For conventional physical models, being realistic is a virtue. If the elements of a model correspond to the elements of a physical system, there is an obvious analogy between the model and the system. In general, we expect a model that is more realistic to make better predictions and to provide more believable explanations.

Of course, this is only true up to a point. Models that are more detailed are harder to work with, and usually less amenable to analysis. At some point, a model becomes so complex that it is easier to experiment with the system.

At the other extreme, simple models can be compelling exactly because they are simple.

Simple models offer a different kind of explanation than detailed models. With a detailed model, the argument goes something like this: “We are interested in physical system \(S\), so we construct a detailed model, \(M\), and show by analysis and simulation that \(M\) exhibits a behavior, \(B\), that is similar (qualitatively or quantitatively) to an observation of the real system, \(O\). So why does \(O\) happen? Because \(S\) is similar to \(M\), and \(B\) is similar to \(O\), and we can prove that \(M\) leads to \(B\).”
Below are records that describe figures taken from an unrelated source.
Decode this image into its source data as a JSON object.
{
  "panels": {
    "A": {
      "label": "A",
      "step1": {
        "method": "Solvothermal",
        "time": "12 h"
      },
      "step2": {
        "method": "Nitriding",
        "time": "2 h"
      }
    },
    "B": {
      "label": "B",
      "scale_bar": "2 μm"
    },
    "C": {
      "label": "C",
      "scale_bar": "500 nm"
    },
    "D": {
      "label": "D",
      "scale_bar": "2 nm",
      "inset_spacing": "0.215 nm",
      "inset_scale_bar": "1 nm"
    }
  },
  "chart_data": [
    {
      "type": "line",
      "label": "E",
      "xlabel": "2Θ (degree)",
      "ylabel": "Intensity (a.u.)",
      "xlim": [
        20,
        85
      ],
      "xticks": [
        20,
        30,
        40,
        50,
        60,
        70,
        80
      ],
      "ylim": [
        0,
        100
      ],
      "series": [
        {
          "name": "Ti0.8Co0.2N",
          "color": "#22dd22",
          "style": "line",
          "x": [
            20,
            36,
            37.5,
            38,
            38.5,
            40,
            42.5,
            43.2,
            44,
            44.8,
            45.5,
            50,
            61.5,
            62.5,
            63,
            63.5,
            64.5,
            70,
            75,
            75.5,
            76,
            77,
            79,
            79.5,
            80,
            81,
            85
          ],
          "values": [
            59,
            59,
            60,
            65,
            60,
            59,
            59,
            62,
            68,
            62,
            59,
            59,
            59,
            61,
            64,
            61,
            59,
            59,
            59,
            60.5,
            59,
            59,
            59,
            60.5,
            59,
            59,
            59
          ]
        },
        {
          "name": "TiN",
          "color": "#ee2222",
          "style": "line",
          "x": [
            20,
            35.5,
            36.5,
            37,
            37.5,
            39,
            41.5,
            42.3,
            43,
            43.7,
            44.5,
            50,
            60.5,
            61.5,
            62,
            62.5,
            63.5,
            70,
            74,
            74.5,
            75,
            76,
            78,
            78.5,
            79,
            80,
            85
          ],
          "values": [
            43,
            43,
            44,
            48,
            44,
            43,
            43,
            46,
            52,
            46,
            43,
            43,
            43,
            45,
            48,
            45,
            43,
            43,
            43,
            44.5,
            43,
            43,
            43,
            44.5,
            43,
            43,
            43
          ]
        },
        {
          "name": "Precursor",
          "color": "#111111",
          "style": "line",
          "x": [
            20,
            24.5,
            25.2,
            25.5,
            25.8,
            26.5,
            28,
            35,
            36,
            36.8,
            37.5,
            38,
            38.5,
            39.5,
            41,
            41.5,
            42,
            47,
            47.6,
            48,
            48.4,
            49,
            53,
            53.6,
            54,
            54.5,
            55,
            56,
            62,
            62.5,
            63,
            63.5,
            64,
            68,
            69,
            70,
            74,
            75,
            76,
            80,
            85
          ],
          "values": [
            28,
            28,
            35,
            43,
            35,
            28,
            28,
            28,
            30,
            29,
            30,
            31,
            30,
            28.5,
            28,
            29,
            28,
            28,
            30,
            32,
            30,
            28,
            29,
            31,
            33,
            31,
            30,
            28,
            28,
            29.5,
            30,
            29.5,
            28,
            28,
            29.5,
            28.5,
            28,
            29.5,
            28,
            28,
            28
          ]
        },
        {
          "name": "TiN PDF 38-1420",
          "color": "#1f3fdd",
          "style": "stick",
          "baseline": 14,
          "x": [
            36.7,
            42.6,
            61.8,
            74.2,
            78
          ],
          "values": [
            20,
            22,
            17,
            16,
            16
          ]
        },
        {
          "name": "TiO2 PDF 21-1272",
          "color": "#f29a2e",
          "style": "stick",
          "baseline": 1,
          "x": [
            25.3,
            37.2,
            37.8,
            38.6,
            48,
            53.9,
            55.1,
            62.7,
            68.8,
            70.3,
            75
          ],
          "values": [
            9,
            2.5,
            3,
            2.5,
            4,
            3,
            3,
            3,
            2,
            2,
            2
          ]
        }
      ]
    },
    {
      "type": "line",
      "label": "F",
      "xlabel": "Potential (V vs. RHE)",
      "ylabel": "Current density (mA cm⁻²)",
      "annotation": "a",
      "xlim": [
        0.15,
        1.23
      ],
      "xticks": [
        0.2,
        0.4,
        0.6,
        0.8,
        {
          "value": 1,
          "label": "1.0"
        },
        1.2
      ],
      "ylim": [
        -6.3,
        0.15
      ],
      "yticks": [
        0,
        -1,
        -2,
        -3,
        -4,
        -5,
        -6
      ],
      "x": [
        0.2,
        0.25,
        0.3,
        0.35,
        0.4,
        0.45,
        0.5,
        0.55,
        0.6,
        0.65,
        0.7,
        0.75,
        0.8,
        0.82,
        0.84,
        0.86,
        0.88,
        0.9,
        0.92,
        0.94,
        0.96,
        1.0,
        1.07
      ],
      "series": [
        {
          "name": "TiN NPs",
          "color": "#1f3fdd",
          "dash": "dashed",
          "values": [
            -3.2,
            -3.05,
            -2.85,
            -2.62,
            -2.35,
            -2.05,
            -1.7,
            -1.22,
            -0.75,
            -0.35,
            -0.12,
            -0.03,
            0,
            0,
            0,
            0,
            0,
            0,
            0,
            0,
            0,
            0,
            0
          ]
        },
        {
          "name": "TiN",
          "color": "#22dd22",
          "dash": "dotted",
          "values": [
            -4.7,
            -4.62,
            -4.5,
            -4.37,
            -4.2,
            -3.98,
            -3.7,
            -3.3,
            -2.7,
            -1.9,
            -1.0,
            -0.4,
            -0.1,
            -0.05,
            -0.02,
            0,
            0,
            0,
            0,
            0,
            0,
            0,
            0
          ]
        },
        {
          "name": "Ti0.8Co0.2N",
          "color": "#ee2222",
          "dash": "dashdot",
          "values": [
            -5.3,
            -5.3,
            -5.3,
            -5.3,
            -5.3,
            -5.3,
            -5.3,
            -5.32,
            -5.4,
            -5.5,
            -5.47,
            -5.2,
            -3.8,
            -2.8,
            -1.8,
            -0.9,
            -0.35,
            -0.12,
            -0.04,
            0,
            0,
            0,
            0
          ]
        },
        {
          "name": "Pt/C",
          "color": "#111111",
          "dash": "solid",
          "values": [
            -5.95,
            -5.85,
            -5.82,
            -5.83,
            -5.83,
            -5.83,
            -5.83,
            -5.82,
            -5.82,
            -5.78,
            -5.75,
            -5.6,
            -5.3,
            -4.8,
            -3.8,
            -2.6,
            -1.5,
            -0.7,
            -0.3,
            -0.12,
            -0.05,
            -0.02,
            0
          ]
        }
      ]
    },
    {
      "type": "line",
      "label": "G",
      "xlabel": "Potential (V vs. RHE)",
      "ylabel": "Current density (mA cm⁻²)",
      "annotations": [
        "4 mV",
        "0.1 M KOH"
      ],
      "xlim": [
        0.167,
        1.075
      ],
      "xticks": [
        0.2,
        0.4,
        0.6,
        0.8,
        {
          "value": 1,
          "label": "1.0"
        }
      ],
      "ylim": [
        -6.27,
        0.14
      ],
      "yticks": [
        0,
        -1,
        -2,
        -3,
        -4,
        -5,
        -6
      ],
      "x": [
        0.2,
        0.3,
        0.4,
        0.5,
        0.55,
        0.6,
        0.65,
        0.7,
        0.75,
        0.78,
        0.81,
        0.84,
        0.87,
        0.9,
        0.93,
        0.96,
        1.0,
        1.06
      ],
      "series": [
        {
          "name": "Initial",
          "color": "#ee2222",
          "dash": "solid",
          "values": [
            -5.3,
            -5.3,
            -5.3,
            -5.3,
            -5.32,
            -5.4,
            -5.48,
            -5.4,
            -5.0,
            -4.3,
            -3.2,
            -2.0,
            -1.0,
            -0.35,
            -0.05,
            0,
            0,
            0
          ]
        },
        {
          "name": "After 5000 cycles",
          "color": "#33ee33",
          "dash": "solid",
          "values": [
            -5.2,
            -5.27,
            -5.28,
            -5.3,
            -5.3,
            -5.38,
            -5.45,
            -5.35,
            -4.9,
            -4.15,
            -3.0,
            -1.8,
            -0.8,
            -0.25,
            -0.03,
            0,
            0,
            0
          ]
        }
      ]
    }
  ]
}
With simple models we can’t claim that \(S\) is similar to \(M\), because it isn’t. Instead, the argument goes like this: “There is a set of models that share a common set of features. Any model that has these features exhibits behavior \(B\). If we make an observation, \(O\), that resembles \(B\), one way to explain it is to show that the system, \(S\), has the set of features sufficient to produce \(B\).”

For this kind of argument, adding more features doesn’t help. Making the model more realistic doesn’t make the model more reliable; it only obscures the difference between the essential features that cause B and the incidental features that are particular to \(S\).

Figure 7.6 shows the logical structure of this kind of model. The features x and y are sufficient to produce the behavior. Adding more detail, like features w and z, might make the model more realistic, but that realism adds no explanatory power.